Eric: Oui, mais, mais pas uniquement je dirais. On peut trouver des cas d’adultes qui ont recours à la violence corporelle tout simplement parce qu’ils ne savent pas résoudre le conflit autrement que par la violence. Et généralement ce sont les adultes qui portent en eux-mêmes une histoire d’enfants battus. On pourrait également trouver d’autres cas qui seraient alors le contraire même d’un manque de maîtrise de soi, mais des punisseurs qui exigent les châtiments corporels, en un véritable système, et qui punissent très froidement et de manière méthodique. Si vous voulez, cette relation du frappeur et du frappé est très complexe.
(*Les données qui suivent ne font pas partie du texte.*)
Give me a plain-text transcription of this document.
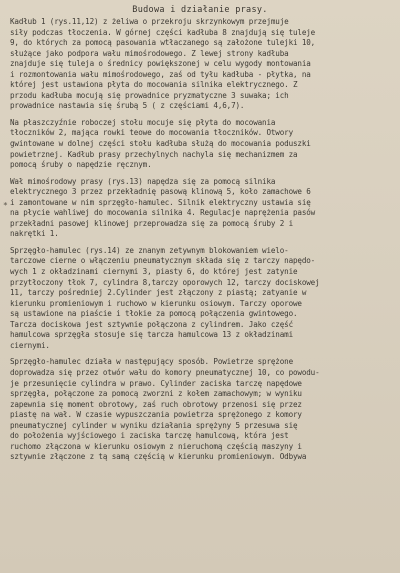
Budowa i działanie prasy.
*
Kadłub 1 (rys.11,12) z żeliwa o przekroju skrzynkowym przejmuje
siły podczas tłoczenia. W górnej części kadłuba 8 znajdują się tuleje
9, do których za pomocą pasowania wtłaczanego są założone tulejki 10,
służące jako podpora wału mimośrodowego. Z lewej strony kadłuba
znajduje się tuleja o średnicy powiększonej w celu wygody montowania
i rozmontowania wału mimośrodowego, zaś od tyłu kadłuba - płytka, na
której jest ustawiona płyta do mocowania silnika elektrycznego. Z
przodu kadłuba mocują się prowadnice pryzmatyczne 3 suwaka; ich
prowadnice nastawia się śrubą 5 ( z częściami 4,6,7).
Na płaszczyźnie roboczej stołu mocuje się płyta do mocowania
tłoczników 2, mająca rowki teowe do mocowania tłoczników. Otwory
gwintowane w dolnej części stołu kadłuba służą do mocowania poduszki
powietrznej. Kadłub prasy przechylnych nachyla się mechanizmem za
pomocą śruby o napędzie ręcznym.
Wał mimośrodowy prasy (rys.13) napędza się za pomocą silnika
elektrycznego 3 przez przekładnię pasową klinową 5, koło zamachowe 6
i zamontowane w nim sprzęgło-hamulec. Silnik elektryczny ustawia się
na płycie wahliwej do mocowania silnika 4. Regulacje naprężenia pasów
przekładni pasowej klinowej przeprowadza się za pomocą śruby 2 i
nakrętki 1.
Sprzęgło-hamulec (rys.14) ze znanym zetywnym blokowaniem wielo-
tarczowe cierne o włączeniu pneumatycznym składa się z tarczy napędo-
wych 1 z okładzinami ciernymi 3, piasty 6, do której jest zatynie
przytłoczony tłok 7, cylindra 8,tarczy oporowych 12, tarczy dociskowej
11, tarczy pośredniej 2.Cylinder jest złączony z piastą; zatyanie w
kierunku promieniowym i ruchowo w kierunku osiowym. Tarczy oporowe
są ustawione na piaście i tłokie za pomocą połączenia gwintowego.
Tarcza dociskowa jest sztywnie połączona z cylindrem. Jako część
hamulcowa sprzęgła stosuje się tarcza hamulcowa 13 z okładzinami
ciernymi.
Sprzęgło-hamulec działa w następujący sposób. Powietrze sprężone
doprowadza się przez otwór wału do komory pneumatycznej 10, co powodu-
je przesunięcie cylindra w prawo. Cylinder zaciska tarczę napędowe
sprzęgła, połączone za pomocą zworzni z kołem zamachowym; w wyniku
zapewnia się moment obrotowy, zaś ruch obrotowy przenosi się przez
piastę na wał. W czasie wypuszczania powietrza sprężonego z komory
pneumatycznej cylinder w wyniku działania sprężyny 5 przesuwa się
do położenia wyjściowego i zaciska tarczę hamulcową, która jest
ruchomo złączona w kierunku osiowym z nieruchomą częścią maszyny i
sztywnie złączone z tą samą częścią w kierunku promieniowym. Odbywa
C’est à dire qu’à la fois il y a quelque chose qui est de l’ordre de la domination physique, quelque chose qui est de l’ordre de l’humiliation morale, mais il peut aussi avoir des éléments d’érotisation dans cette rélation. Et on pense ici au confession que pouvait faire Rousseau, lorsqu’il nous rapporte que étant fessé par Mlle Lambercier il se surprend dans une érection. Donc, c’est une relation extrémement complexe qui ne s’explique pas, à mon sens, uniquement par le manque de maîtrise de soi.

Emmanuelle: C’était Erick Prairat, professeur de science de l’éducation à l’Université Nancy II, et qui publit un “Que sais-je?” aux presses Universitaires de France, “La Sanction en Education,” un petit fascicule peu coûteux comme tous les livres de la collection “Que sais-je?,” à se procurer absolument si vous êtes enseignant.

Si vous n’avez pas eu le temps de noter ou si vous souhaitez réagir à cette émission, notre adresse électronique: ecole@rfi.fr

Morgane du Liége, Delphine Desianos, Jean-Marc Munier, c’est la signature de cette emission. Et demain, on se retrouve pour revenir sur le grand débat de l’éducation nationale en France avec Claude Tello, le Président de la Commission Nationale du grand débat sur l’avenir de l’école. N’oubliez pas le rendez-vous 9h40, temps universel 11h40 à Paris. Au revoir et à demain.